If you could make boots that wouldn't crunch leaves, you'd be supernatural. When it's quiet in the woods a chipmunk sounds like a horse trotting through , and two squirrels chasing each other sounds like a squadron of cavalry.



Topsider said:


> Maybe it's just to make it less likely to trip and fall?


The perfect boots to wear drinking!



PorterSq said:


> I've never owned either, but I don't picture either option being particularly comfortable to walk around in for any length of time. Am I off base?





Danny said:


> No, neither is really a piece of performance gear...just a warm and fuzzy sartorial page out of yesteryear and perfectly functional for tooling around town in rain or snow.

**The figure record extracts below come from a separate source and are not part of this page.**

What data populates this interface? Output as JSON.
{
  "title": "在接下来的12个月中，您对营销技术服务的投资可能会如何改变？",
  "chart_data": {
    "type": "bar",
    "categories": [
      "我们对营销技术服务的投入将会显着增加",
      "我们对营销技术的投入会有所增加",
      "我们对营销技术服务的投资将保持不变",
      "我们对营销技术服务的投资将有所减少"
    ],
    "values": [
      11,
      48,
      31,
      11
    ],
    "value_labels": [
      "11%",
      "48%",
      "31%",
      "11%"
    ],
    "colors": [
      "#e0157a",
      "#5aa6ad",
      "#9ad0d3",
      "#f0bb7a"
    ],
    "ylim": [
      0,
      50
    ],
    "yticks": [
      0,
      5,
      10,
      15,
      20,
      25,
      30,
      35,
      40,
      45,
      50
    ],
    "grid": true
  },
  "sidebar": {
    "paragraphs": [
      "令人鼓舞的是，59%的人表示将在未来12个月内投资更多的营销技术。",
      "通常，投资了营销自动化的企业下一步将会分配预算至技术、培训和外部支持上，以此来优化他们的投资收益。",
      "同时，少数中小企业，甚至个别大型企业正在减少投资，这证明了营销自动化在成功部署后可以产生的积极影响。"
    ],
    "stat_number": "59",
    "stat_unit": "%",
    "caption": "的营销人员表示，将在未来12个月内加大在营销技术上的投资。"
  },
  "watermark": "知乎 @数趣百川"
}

^^Despite my comments above, I disagree enthusiastically with these last two opinions. I've worn mine comfortably all day long many, many times. For intermittent muddy or boggy ground (not prolonged wading), there's still nothing better. You do need to keep the stitching coated with waterproofing, though.

Bean boots do get clammy after all day wear. Take the insoles out and air overnight if you need to wear two days in a row. (Clean and dry wool socks, of course.)

Scott


----------



## Danny (Mar 24, 2005)

Right, the fact that the rubber bottom can't breath, and therefore gets hot and moist inside...that's always kept me from wearing them for long rigorous endevours.


----------



## charlie500 (Aug 22, 2008)

On a side-note, if you fill your boots with newspaper and leave them at the bottom of the refrigerator, they will dry out nicely without cracking. If you leave them by the fire or the heater they dry out too quickly and are more prone to cracking. 

(Still oil them often of course.)


----------



## Topsider (Jul 9, 2005)

Naval Gent said:


> The perfect boots to wear drinking!


I suspect more of 'em are worn for that sport than for hunting nowadays. Plus, they're water...er, beerproof!


----------



## maestrom (Nov 29, 2008)

Topsider said:


> I suspect more of 'em are worn for that sport than for hunting nowadays. Plus, they're water...er, beerproof!


Exactly! I love to wear mine out!


----------